September 7, 2022

Data Protection Impact Assessment (DPIA) Checklist

Data Protection Impact Assessment (DPIA) Checklist


A Data Protection Impact Assessment (DPIA) is a process to help you identify and minimize the data protection risks of a project. You must do a DPIA for any data processing operation that is "likely to result in a high risk" to individuals as stated in art.35 of the GDPR. It's also good practice to do a DPIA for any other major project which requires the processing of personal data.

Your DPIA must:

  • Describe the nature, scope, context and purposes of the processing;
  • Assess necessity, proportionality and compliance measures;
  • Identify and assess risks to individuals; and
  • Identify any additional measures to mitigate those risks.

Data Protection Impact Assessment Process

  1. Describe the nature, scope, context and purposes of the data processing.
  2. Ask your data processors to help you understand and document their processing activities and identify any associated risks.
  3. Consider how best to consult individuals (or their representatives) and other relevant stakeholders.
  4. Ask for the advice of your data protection officer (DPO) or seek legal counsel.
  5. Check that the processing is necessary for and proportionate to your purposes, and describe how you will ensure compliance with data protection principles.
  6. Objectively assess the likelihood and severity of any risks to individuals’ rights and interests.
  7. Identify measures that you can put in place to eliminate or reduce high risks.
  8. Record your decision-making in the outcome of the DPIA, including any difference of opinion with your DPO or individuals consulted.
  9. Implement the measures you have identified, and integrate them into your project plan.
  10. Keep your DPIAs under review and revisit them when necessary.

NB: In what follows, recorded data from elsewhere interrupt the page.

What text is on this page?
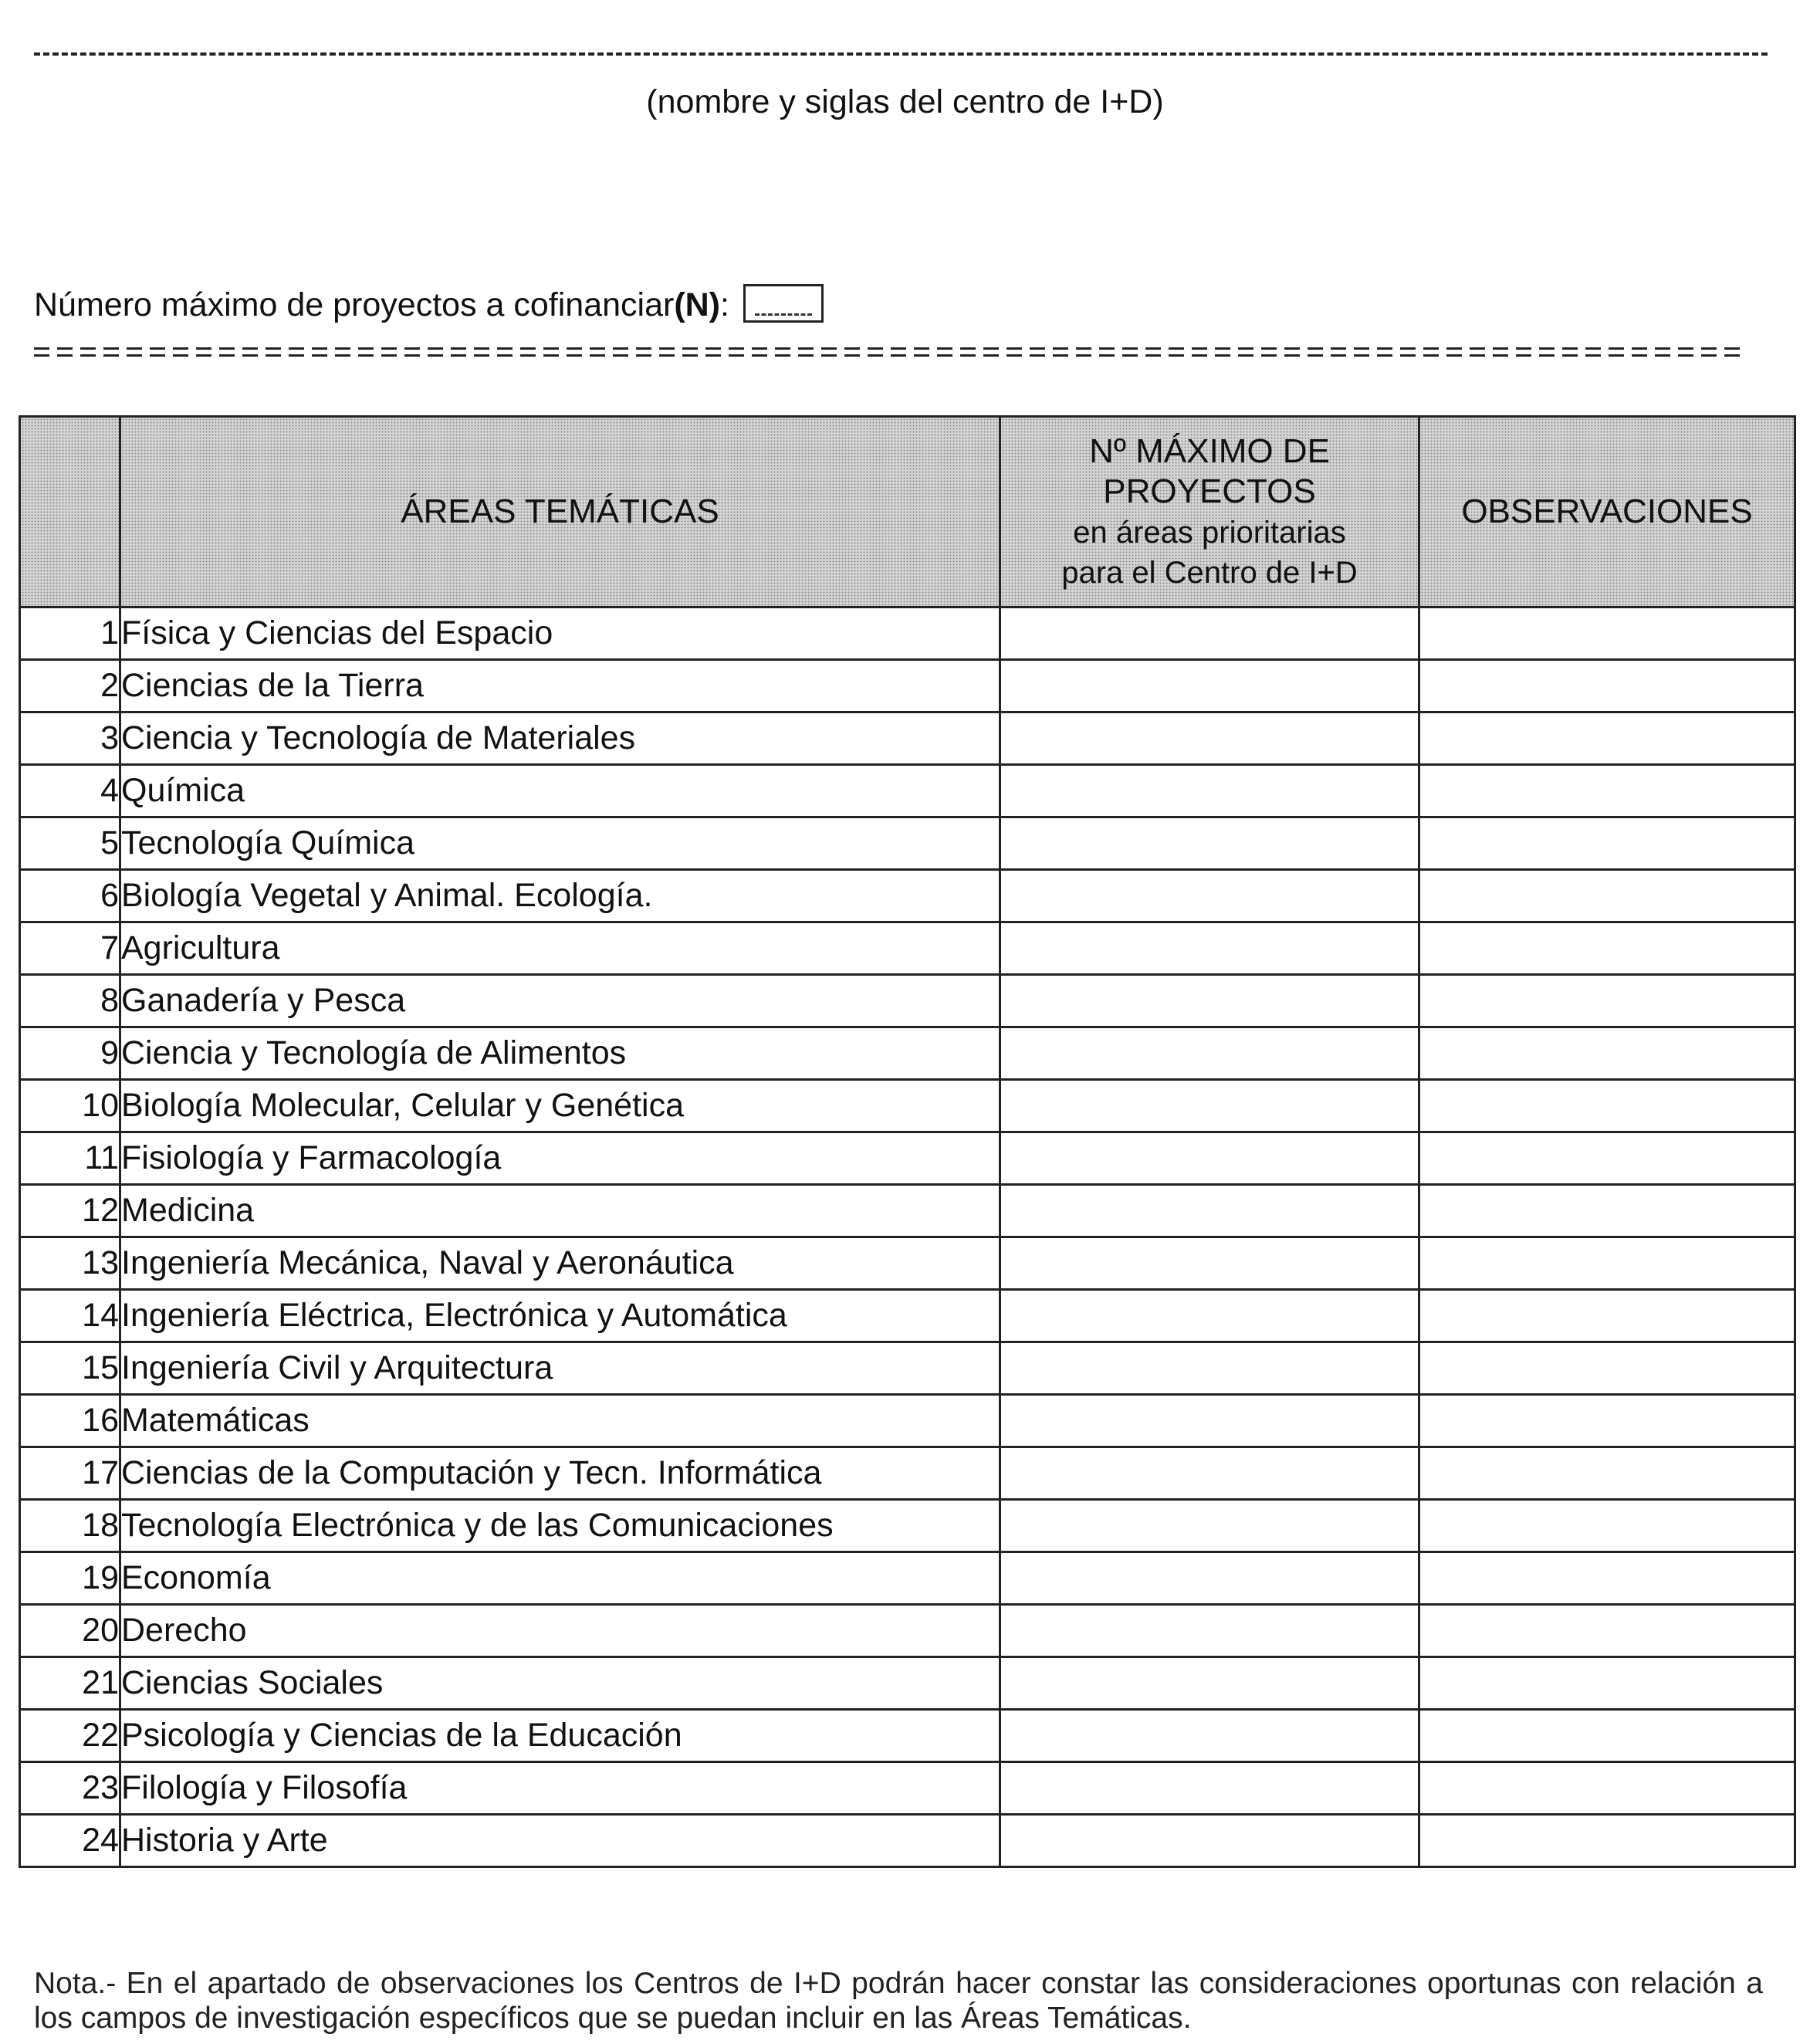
(nombre y siglas del centro de I+D)
Número máximo de proyectos a cofinanciar (N) :
	ÁREAS TEMÁTICAS	Nº MÁXIMO DE
PROYECTOS
en áreas prioritarias
para el Centro de I+D	OBSERVACIONES
1	Física y Ciencias del Espacio		
2	Ciencias de la Tierra		
3	Ciencia y Tecnología de Materiales		
4	Química		
5	Tecnología Química		
6	Biología Vegetal y Animal. Ecología.		
7	Agricultura		
8	Ganadería y Pesca		
9	Ciencia y Tecnología de Alimentos		
10	Biología Molecular, Celular y Genética		
11	Fisiología y Farmacología		
12	Medicina		
13	Ingeniería Mecánica, Naval y Aeronáutica		
14	Ingeniería Eléctrica, Electrónica y Automática		
15	Ingeniería Civil y Arquitectura		
16	Matemáticas		
17	Ciencias de la Computación y Tecn. Informática		
18	Tecnología Electrónica y de las Comunicaciones		
19	Economía		
20	Derecho		
21	Ciencias Sociales		
22	Psicología y Ciencias de la Educación		
23	Filología y Filosofía		
24	Historia y Arte		
Nota.- En el apartado de observaciones los Centros de I+D podrán hacer constar las consideraciones oportunas con relación a los campos de investigación específicos que se puedan incluir en las Áreas Temáticas.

A well written DPIA should:

  • Be structured clearly, systematically and logically;
  • Written in plain English, with a non-specialist audience in mind, explaining any technical terms and acronyms we have used;
  • Be scheduled for review whenever you change the nature, scope, context or purposes of the processing; and
  • Be attached with any relevant additional documents you reference in your DPIA, e.g. privacy notices, consent documents.
  • Confirm whether the DPIA is a review of pre-GDPR processing or covers intended processing, including timelines in either case;
  • Explain why you needed a DPIA, detailing the types of intended processing that made it a requirement;
  • Demonstrate the relationships between controllers, processors, data subjects and systems;
  • Ensure that the specifics of any flows of personal data between people, systems, organisations and countries have been clearly explained and presented;
  • Explicitly state how you are complying with each of the data protection principles under General Data Protection Regulation (GDPR) and clearly explained your lawful basis for processing (and special category conditions if relevant);
  • Explain how you plan to support the relevant information rights of your data subjects;
  • Identify all relevant risks to individuals’ rights and freedoms, assessed their likelihood and severity, and detailed all relevant mitigations;
  • Explain sufficiently how any proposed mitigation reduces the identified risk in question;
  • Show evidence of your consideration of any less risky alternatives to achieve the same purposes of the processing, and why you haven't chosen them;
  • Give details of stakeholder consultation (e.g. data subjects, representative bodies) and include summaries of findings; and
  • Record the advice and recommendations of your DPO.

DISCLAIMER: The contents of this website are intended to convey general information only and not to provide legal advice or opinions. The information presented on this website may not reflect the most current legal developments. An attorney should be contacted for advice on specific legal issues. The implementation of a data protection law compliant Consent Management Platform (CMP) is ultimately at the discretion of the respective data protection officer (DPO) or legal department.